Why can't you ship sake to my state?
We have Prohibition Era laws in the United States that stipulate that certain states do NOT accept the interstate commerce of alcoholic beverages. Hopefully, these laws will eventually come off of the books, but for now we must honor them.
Do you carry sakes from breweries in the United States?
Yes! There are many craft breweries making sake in US today.
How many different kinds of sake do you carry?
At the moment we carry over 300 different products but we have access to many more which can special ordered. Is this too many to choose from? Not a chance! Our philosophy is that every person has had a perfect sake made for them, and it is our goal for you two to meet!
What do you mean by "freshest" sake?
Sake degrades over time, and thus quality and flavor deteriorates. Sake is perishable. And sadly, we have been duped into drinking sake that was past its prime, and it tastes bad! That is why we emphasize the fact that True Sake carries the freshest as well as largest selection outside of Japan.
What is sake? How is it made?
Sake is a alcohol brewed from rice. It is a fermented rice beverage that had its origins in China, made to higher degree of purity in Japan, and is now fermented all over the world.
I know nothing about sake. Where do I even start?
We know this isn't true, because most customers can in fact speak to the sake that they have had - good and bad - hot and room temperature - expensive and cheap! A good start is to explore the Sake Wisdom section, check the Sake Starter selection. Or you can attend one of our sake events and tastings around the Bay Area. It is never too late to join this 1000 year-old fad. Start your own sake adventure today!
I thought sake is supposed to be served hot. Why do you recommend drinking sake slightly chilled or at room temperature?

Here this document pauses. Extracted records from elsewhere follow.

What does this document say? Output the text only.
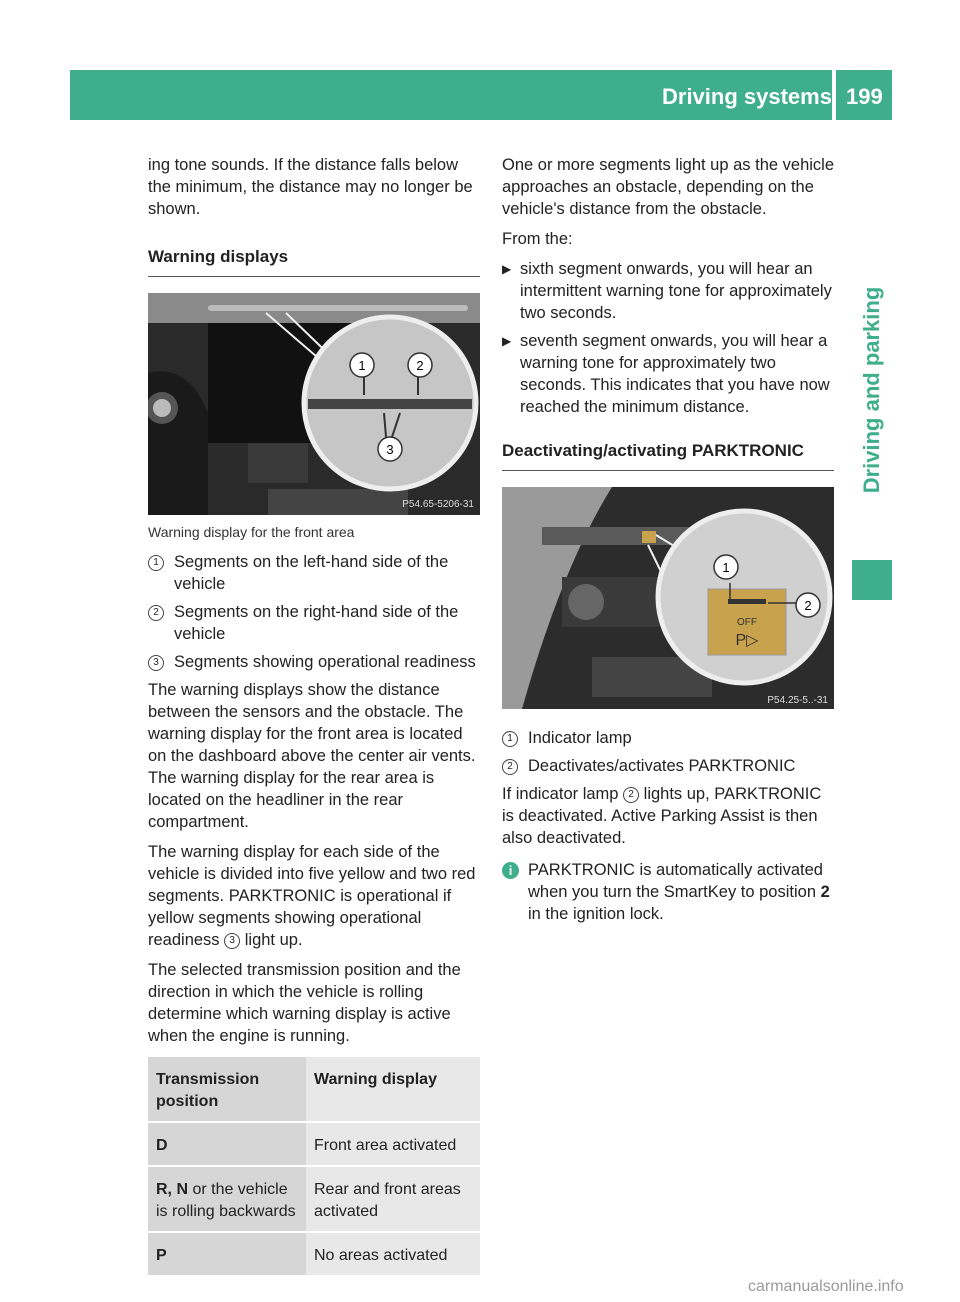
Driving systems 199
Driving and parking

ing tone sounds. If the distance falls below the minimum, the distance may no longer be shown.

Warning displays
1	2
3
P54.65-5206-31

Warning display for the front area

1 Segments on the left-hand side of the vehicle
2 Segments on the right-hand side of the vehicle
3 Segments showing operational readiness

The warning displays show the distance between the sensors and the obstacle. The warning display for the front area is located on the dashboard above the center air vents. The warning display for the rear area is located on the headliner in the rear compartment.

The warning display for each side of the vehicle is divided into five yellow and two red segments. PARKTRONIC is operational if yellow segments showing operational readiness 3 light up.

The selected transmission position and the direction in which the vehicle is rolling determine which warning display is active when the engine is running.

Transmission position	Warning display
D	Front area activated
R, N or the vehicle is rolling backwards	Rear and front areas activated
P	No areas activated

One or more segments light up as the vehicle approaches an obstacle, depending on the vehicle's distance from the obstacle.

From the:

▶ sixth segment onwards, you will hear an intermittent warning tone for approximately two seconds.
▶ seventh segment onwards, you will hear a warning tone for approximately two seconds. This indicates that you have now reached the minimum distance.
Deactivating/activating PARKTRONIC
OFF
P▷
1
2
P54.25-5..-31
1 Indicator lamp
2 Deactivates/activates PARKTRONIC

If indicator lamp 2 lights up, PARKTRONIC is deactivated. Active Parking Assist is then also deactivated.

i PARKTRONIC is automatically activated when you turn the SmartKey to position 2 in the ignition lock.
carmanualsonline.info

Just like sake comes in all types of categories, styles, and makes. It can be consumed at many different temperature points. Sake by far has the broadest temperature spectrum in all of the booze world. It can be served frozen and in slushy form all the way to warm, hot, and even lava temperature. The point is to explore the temperature of sake as you would explore the glassware or vessels to drink sake from. There are some generalities in play in the temperature game. Typically the higher end sake should be enjoyed chilled to white wine temperatures. Likewise the Ginjo category should be enjoyed cold. The Junmai and Honjozo category are good for chilled, but also room temperature and warmed. Sparkling sake, Nama sake, Nigori sake should always be served chilled. Warming sake is an adventure, and sadly we are used to bad sake being warmed up. There are amazing sake to warm and this category is so much fun to explore. Never be afraid to warm Futushu, Honjozo, Jumnai and some Ginjo sake. Warm and hot sake can be awesome, and we know so many brews that take a liking to being warmed. Just ask!